Hemochromatosis is a condition that occurs when too much iron
builds up in the body. Small amounts of iron are normally stored in the liver
and heart, but excess iron will eventually damage these organs.
There are two types of hemochromatosis:
-
Hereditary (genetic) hemochromatosis. The most
common form of hemochromatosis is passed down through the genes in families.
-
Acquired (secondary) hemochromatosis. A person may
develop acquired hemochromatosis from having many blood transfusions, certain
blood disorders (such as thalassemia), or chronic liver disease or from taking
excessive or unnecessary iron supplements. In rare cases, a person may develop
hemochromatosis if his or her diet contains too much iron.

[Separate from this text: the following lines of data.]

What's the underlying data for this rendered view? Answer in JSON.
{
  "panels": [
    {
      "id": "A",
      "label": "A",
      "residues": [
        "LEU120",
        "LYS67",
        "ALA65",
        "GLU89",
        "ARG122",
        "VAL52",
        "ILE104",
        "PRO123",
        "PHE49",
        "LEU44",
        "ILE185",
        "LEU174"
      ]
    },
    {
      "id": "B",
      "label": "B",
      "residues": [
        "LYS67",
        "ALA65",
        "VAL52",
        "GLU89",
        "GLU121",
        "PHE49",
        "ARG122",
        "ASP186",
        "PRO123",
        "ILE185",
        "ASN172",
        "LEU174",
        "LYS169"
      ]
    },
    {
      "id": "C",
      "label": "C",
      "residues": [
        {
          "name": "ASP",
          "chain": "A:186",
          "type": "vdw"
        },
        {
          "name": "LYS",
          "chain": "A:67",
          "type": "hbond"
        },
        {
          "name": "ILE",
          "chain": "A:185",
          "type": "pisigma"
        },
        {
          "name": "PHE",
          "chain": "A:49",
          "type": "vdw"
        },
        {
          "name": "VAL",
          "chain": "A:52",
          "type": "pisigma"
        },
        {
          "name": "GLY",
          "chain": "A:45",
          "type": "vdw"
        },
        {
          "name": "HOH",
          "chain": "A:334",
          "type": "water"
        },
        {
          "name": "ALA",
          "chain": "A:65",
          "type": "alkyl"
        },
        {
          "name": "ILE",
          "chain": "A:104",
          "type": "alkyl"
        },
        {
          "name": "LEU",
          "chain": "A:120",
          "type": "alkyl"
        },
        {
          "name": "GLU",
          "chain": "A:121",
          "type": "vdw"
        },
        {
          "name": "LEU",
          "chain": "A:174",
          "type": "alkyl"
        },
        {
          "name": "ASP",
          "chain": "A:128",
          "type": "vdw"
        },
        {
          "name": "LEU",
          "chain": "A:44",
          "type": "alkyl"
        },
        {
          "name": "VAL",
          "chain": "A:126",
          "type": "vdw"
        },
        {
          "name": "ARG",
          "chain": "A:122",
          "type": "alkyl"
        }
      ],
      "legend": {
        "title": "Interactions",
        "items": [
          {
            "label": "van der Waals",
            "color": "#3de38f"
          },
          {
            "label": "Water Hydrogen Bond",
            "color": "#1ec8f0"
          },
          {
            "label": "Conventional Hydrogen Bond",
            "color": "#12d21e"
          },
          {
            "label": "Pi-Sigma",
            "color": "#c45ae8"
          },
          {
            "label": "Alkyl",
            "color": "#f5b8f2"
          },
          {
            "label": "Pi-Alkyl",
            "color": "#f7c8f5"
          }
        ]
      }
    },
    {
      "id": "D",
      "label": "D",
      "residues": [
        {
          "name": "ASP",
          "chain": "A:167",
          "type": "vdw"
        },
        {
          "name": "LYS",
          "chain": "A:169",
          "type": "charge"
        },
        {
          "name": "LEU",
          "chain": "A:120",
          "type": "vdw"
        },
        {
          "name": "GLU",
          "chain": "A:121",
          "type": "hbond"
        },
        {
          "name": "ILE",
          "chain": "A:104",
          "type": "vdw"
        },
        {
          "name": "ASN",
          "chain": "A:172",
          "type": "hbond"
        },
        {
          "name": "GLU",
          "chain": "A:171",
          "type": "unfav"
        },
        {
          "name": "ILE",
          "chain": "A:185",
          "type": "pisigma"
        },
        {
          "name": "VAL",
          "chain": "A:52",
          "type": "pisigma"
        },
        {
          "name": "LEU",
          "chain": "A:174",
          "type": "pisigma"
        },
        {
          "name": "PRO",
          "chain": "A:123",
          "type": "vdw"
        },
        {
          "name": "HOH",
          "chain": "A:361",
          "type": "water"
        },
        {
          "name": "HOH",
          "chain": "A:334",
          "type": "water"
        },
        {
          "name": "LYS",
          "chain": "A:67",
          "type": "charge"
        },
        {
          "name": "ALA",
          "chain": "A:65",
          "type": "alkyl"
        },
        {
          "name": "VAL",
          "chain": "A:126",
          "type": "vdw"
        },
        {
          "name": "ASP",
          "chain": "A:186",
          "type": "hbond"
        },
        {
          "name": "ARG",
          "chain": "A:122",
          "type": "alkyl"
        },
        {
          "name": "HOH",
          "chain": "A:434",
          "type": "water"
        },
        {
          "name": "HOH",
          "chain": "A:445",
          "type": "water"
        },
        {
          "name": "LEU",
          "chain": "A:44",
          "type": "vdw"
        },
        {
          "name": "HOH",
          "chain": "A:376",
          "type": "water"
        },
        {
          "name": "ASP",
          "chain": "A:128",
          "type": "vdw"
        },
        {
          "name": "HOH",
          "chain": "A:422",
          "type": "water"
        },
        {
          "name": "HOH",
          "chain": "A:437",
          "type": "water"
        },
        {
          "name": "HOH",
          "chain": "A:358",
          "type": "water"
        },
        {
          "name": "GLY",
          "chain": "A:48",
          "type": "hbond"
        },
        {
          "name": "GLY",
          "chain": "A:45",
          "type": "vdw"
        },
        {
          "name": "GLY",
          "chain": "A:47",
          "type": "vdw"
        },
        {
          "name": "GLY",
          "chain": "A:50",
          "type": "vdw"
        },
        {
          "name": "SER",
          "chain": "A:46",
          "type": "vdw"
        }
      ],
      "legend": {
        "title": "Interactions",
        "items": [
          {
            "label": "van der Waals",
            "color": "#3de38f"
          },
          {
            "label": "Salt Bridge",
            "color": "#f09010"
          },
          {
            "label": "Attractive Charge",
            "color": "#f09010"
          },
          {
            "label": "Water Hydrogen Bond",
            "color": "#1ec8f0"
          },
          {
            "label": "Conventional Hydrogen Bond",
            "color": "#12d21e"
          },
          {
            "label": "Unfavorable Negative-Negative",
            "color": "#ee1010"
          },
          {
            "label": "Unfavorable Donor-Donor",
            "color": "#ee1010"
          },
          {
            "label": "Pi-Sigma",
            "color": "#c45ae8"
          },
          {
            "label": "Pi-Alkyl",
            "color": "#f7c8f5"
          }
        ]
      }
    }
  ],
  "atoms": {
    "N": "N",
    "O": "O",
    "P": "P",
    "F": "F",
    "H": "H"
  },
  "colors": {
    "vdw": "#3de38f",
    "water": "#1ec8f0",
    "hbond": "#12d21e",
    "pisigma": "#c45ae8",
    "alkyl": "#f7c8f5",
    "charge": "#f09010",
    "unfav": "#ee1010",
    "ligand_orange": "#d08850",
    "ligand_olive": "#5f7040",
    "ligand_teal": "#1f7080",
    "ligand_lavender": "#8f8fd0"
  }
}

Hereditary hemochromatosis is one of the most common
genetic disorders in white people, especially those of Northern European
descent. Excess iron
builds up slowly throughout life. Most people with hemochromatosis notice
symptoms when they are age 40 to 60. These symptoms include fatigue, joint
pain, weakness, excess urination, and weight loss.
If
hemochromatosis is recognized early, it can be treated before other problems
start. It is treated by removing excess iron from the blood, either by removing
blood from the body (phlebotomy) or by taking a medicine (chelating agent) that
binds to and removes iron from the body. Hereditary hemochromatosis requires
treatment throughout a person's life. Acquired hemochromatosis does not need
further treatment after the condition has been corrected.